#VIOLENCES : Le patriarcat au coeur du système médiatique

Les médias sont à bien des égards un reflet de la société. Le patriarcat s’y manifeste donc sous de multiples formes et les violences masculines y sont légion.

D’abord, rappelons que le monde du journalisme et des médias est avant tout le cadre d’exercice professionnel de nombreuses femmes qui, comme ailleurs, sont au quotidien victimes de violences sexistes au travail. Parmi les témoignages cités sous le hashtag #balancetonporc courant octobre, de nombreuses femmes journalistes ont raconté les violences masculines dont elles sont victimes.

Un milieu professionnel largement touché par la domination patriarcale

Autre manifestation de la domination patriarcale, l’invisibilisation des femmes est évidente. Ainsi en 2015, d’après l’étude « Global Media Monitoring Project », seulement un tiers des informations diffusées en France étaient signées ou reportées par des femmes, alors qu’elles représentent quasiment la moitié des titulaires d’une carte de presse. La situation s’aggrave encore concernant les articles destinés à faire entendre des idées, des points de vue, des paroles individuelles : un huitième des chroniques et éditoriaux sont signés par des femmes, 17 % des tribunes, et seulement 15,5 % des interviews. D’une manière plus générale, l’association de journalistes « Prenons la Une » rappelle régulièrement que, d’après un décompte du Conseil Supérieur de l’Audiovisuel (CSA) en 2015, la part de femmes invitées sur les plateaux à titre d’expertes stagne aux alentours de 18 à 20 %. Face à une telle mise en minorité de la parole des femmes, comment s’étonner que les médias agissent comme un miroir déformant, renforçant les mécanismes patriarcaux ?

Des violences contre les femmes minimisées

Tout d’abord, les termes souvent employés dans les médias pour parler des violences masculines, les « crimes passionnels » et autres « drames de la séparation », masquent la réalité, celle de crimes machistes, qu’il faudrait nommer correctement. Il en va de même pour les agressions sexuelles et les viols, dissimulés derrière des périphrases qui taisent les violences et ne nomment pas les coupables. Par ailleurs, lorsqu’elles apparaissent à l’antenne en tant que chroniqueuses, les femmes sont fréquemment réduites à des rôles stéréotypés, peu valorisants voire franchement dégradants. La composition des plateaux tend à isoler les femmes, moquées lorsqu’elles s’indignent à juste titre d’un agissement sexiste. Le développement des émissions dites d’infotainment a accentué cette tendance en favorisant un ton léger et humoristique, peu adapté à la prise de conscience collective.

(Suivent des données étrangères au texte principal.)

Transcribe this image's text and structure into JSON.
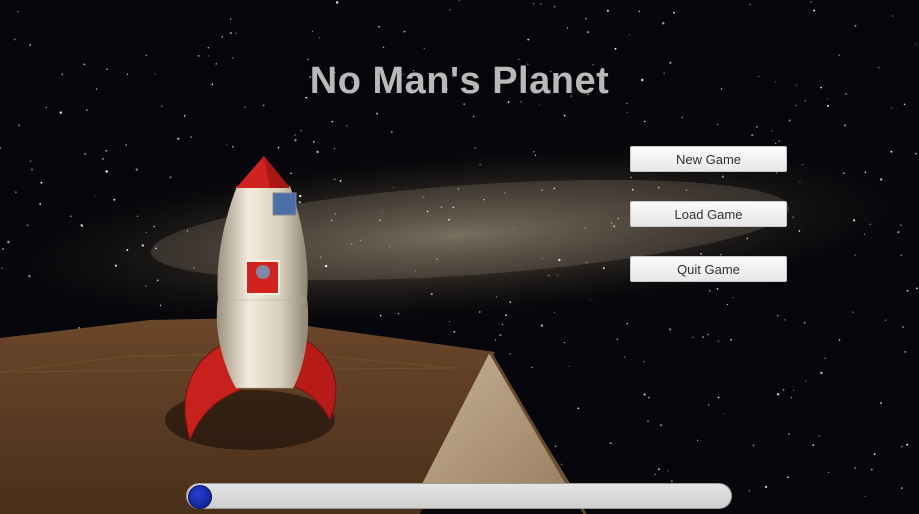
{
  "game": {
    "title": "No Man's Planet"
  },
  "menu": {
    "new_game": "New Game",
    "load_game": "Load Game",
    "quit_game": "Quit Game"
  },
  "slider": {
    "value": 0.0
  },
  "colors": {
    "title": "#b9b9b9",
    "rocket_red": "#c8201c",
    "rocket_body": "#e6dccb",
    "ground": "#5a3b22",
    "slider_handle": "#0a1a8a"
  },
  "icons": [
    "rocket-icon",
    "slider-handle-icon"
  ]
}
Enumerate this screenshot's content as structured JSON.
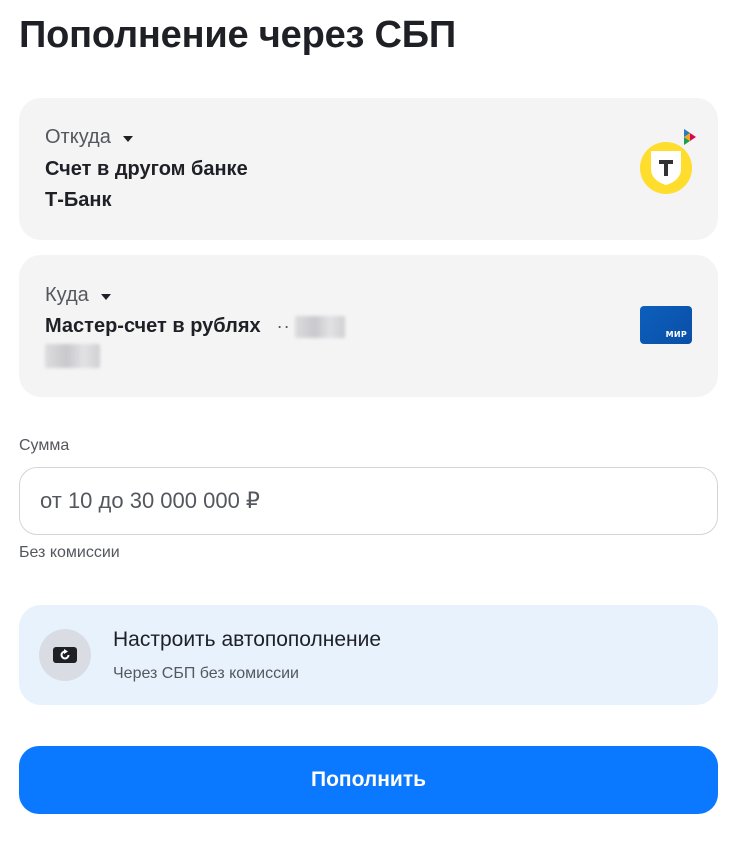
{
  "page": {
    "title": "Пополнение через СБП"
  },
  "from": {
    "label": "Откуда",
    "account": "Счет в другом банке",
    "bank": "Т-Банк",
    "logo_icon": "t-bank-logo",
    "badge_icon": "sbp-logo-icon",
    "logo_color": "#ffdd2d"
  },
  "to": {
    "label": "Куда",
    "account": "Мастер-счет в рублях",
    "masked_prefix": "··",
    "card_icon": "mir-card-icon",
    "card_brand": "МИР",
    "card_color": "#0c5fbd"
  },
  "amount": {
    "label": "Сумма",
    "placeholder": "от 10 до 30 000 000 ₽",
    "value": "",
    "hint": "Без комиссии"
  },
  "autotopup": {
    "title": "Настроить автопополнение",
    "subtitle": "Через СБП без комиссии",
    "icon": "auto-refresh-icon",
    "background": "#e8f2fd"
  },
  "submit": {
    "label": "Пополнить",
    "color": "#0a78ff"
  }
}
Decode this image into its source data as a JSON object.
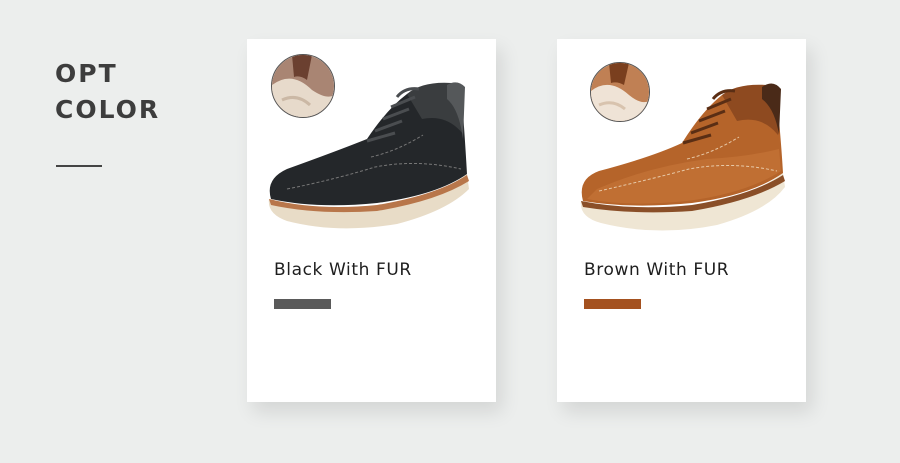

Les émissions formatées pour générer le maximum d’audience quel qu’en soit le prix, sont aussi souvent le théâtre de violences machistes, notamment verbales et sexuelles. La plupart du temps, ce ne sont pas des « dérapages », terme bien pratique pour faire croire qu’une séquence a échappé au contrôle de la production. Bien au contraire, il s’agit de mises en scène délibérées de stratégies d’agresseurs. Le pire est que ce système semble ne rien apprendre de ses erreurs. On pourrait dresser une liste quasiment infinie des hommes qui ont tenu des propos misogynes de manière répétée et continuent à être invités. On pourrait aussi rappeler les agressions sexuelles commises régulièrement sur certains plateaux sous couvert d’un hypothétique « humour ».

Alors, comment organiser la riposte ?

Face à cela, le CSA dispose d’un certain pouvoir mais demeure timoré, et les sanctions n’interviennent qu’après que des violences ont été commises. Un changement de mentalité s’impose dans l’ensemble des métiers (production, journalisme, etc.). « Prenons la Une », par exemple, mène un travail de fond au sein des rédactions, et revendique notamment la fin des tournures minimisant les violences patriarcales, l’accroissement du nombre d’expertes invitées sur les plateaux en visant la parité, la tolérance zéro face aux propos misogynes ou encore l’obligation d’un diagnostic en termes d’égalité professionnelle dans les rédactions. Encore faut-il que ces initiatives soient appuyées, relayées et entendues car le patriarcat, ici comme ailleurs, sait se défendre.